Bitcoin dengan demikian meninggalkan raksasa seperti Amazon (AMZN) dan Google (GOOG); hanya tertinggal di belakang raksasa teknologi seperti Apple (AAPL), Microsoft (MSFT) dan Nvidia (NVDA) serta emas yang diperkirakan bernilai sekitar 22 triliun dolar.
Gerakan harga BTC yang kuat di sekitar 110.000 dolar didukung oleh pembelian intensif dari semua kelompok investor, mulai dari paus hingga investor individu. Suasana positif di pasar ini diinterpretasikan sebagai tanda bahwa Bitcoin semakin diterima di dunia keuangan tradisional.
Menjelang akhir masa opsi bulan Mei, sebagian besar investor telah mengambil posisi pada opsi call di level 110.000 dolar. Sementara itu, pada opsi berjangka Juni, terdapat konsentrasi posisi call di level 200.000 dan 300.000 dolar. Ini menunjukkan harapan pasar bahwa potensi kenaikan akan terus berlanjut.

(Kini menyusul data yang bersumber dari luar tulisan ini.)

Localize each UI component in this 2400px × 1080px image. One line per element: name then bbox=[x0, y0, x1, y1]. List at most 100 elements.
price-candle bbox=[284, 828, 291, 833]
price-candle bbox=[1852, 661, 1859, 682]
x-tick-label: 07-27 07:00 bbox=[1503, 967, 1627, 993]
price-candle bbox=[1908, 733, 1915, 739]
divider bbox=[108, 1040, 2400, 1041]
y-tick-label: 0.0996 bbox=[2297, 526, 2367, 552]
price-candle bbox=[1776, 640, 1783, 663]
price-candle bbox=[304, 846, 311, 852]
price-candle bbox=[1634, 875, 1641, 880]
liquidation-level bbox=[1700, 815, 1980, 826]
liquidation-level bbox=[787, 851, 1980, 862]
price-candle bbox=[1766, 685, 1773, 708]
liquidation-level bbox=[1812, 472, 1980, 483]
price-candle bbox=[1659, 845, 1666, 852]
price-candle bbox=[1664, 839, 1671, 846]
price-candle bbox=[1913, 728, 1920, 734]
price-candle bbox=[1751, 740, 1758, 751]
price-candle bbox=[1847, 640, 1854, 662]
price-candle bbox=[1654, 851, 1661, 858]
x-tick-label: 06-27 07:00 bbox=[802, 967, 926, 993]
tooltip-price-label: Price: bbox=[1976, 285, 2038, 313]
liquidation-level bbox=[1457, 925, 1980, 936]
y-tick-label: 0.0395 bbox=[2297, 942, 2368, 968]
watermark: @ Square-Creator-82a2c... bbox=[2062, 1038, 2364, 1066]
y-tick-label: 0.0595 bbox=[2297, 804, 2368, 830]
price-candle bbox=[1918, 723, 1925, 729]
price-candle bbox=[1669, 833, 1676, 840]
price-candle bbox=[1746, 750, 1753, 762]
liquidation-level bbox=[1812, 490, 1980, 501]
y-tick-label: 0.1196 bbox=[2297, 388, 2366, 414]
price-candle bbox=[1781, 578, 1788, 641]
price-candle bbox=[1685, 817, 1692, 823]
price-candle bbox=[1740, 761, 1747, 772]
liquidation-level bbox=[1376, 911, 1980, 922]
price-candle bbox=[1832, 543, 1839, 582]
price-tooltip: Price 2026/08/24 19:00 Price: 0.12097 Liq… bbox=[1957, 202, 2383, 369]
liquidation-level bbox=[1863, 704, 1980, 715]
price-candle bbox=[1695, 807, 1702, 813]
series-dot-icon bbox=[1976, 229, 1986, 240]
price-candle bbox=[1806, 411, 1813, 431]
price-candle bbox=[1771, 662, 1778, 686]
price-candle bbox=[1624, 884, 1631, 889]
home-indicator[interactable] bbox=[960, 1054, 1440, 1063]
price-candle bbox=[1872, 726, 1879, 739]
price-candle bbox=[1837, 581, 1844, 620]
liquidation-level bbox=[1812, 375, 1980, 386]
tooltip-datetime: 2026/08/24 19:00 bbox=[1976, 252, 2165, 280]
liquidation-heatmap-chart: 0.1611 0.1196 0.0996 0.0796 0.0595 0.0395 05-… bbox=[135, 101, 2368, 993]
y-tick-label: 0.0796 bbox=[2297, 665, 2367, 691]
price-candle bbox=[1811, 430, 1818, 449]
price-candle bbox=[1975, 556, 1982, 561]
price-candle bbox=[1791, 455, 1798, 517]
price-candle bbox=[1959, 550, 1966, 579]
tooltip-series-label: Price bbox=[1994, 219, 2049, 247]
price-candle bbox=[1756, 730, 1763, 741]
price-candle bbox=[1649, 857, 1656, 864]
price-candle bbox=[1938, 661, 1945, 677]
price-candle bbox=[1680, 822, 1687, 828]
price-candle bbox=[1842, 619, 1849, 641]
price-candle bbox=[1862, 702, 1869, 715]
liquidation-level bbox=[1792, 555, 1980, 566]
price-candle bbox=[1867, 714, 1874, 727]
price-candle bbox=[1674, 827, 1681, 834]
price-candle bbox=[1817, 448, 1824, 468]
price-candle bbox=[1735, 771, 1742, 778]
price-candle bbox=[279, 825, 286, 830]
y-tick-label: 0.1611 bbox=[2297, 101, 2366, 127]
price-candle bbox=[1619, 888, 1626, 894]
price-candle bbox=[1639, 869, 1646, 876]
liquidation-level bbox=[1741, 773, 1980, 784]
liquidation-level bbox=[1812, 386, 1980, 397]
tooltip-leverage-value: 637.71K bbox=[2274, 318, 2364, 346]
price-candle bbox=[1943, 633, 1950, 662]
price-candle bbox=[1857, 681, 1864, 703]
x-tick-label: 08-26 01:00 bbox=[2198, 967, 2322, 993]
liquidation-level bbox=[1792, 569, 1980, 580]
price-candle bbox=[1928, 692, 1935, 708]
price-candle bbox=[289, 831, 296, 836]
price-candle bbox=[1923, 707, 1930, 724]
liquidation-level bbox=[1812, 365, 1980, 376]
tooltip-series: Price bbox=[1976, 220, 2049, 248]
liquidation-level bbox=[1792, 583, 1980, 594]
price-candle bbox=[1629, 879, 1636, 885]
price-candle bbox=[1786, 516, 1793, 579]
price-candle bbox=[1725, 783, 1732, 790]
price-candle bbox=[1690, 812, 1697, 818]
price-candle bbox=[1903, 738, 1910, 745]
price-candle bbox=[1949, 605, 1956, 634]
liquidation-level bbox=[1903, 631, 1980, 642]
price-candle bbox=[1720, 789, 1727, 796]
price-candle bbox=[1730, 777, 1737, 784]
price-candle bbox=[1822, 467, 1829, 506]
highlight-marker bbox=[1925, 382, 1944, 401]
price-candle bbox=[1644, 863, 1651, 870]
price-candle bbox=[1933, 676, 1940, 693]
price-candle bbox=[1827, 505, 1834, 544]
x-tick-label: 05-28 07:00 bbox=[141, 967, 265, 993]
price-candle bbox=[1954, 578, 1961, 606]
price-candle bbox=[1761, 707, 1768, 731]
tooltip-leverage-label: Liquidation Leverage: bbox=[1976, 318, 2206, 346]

Di bidang ekonomi makro, Bitcoin secara jelas terpisah dari aset tradisional. Dalam lima hari terakhir, BTC naik 5%, sementara S&P 500 kehilangan lebih dari 1% nilai. Korelasi negatif ini menunjukkan bahwa Bitcoin menonjol sebagai alat perlindungan “hedge makro” terhadap fluktuasi ekonomi.